Closure of KATP channels links glucose metabolism to enhanced electrical activity and insulin secretion in the pancreatic beta cell. Long chain acyl CoAs can potently activate KATP when perfused directly across excised membrane patches, which could account for impaired glucose‐stimulated insulin secretion in obese and type II diabetic individuals via reduced beta cell excitability. However, the effects of chronic elevation of acyl CoAs within beta cells have not been documented.
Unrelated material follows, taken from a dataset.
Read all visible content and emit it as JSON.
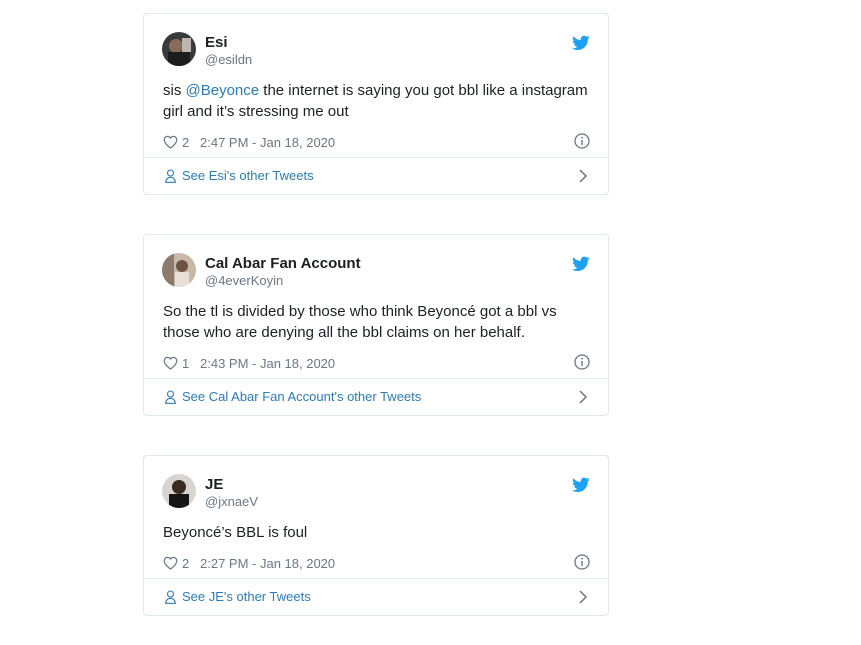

We have enhanced endogenous acyl CoA levels within intact primary mouse beta cells using virally delivered over expression of fatty acyl CoA synthetase‐1 (FACS‐1), and assessed the effects of this manipulation on beta cell excitability using the perforated whole‐cell patch‐clamp technique. Infection with AdFACS‐1 produced a large increase in FACS‐1 protein expression compared to controls (AdGFP‐treated), as confirmed by Western blot. Patch‐clamp data indicated a significant enhancement (p<0.05, n=7) of basal KATP current measured at low glucose in AdFACS‐1 infected cells compared to controls. Furthermore, membrane potential recordings showed a decreased spiking frequency in response to high glucose in AdFACS‐1 infected cells. We provide direct evidence for reduced beta cell excitability by a FACS‐1 driven cytosolic accumulation of acyl CoAs. These observations suggest a strong and direct link between intracellular fatty esters and KATP activity and may have major implications for our current understanding of the involvement of diet and obesity in the development of type II diabetes. Work is sponsored by CIHR and AHFMR.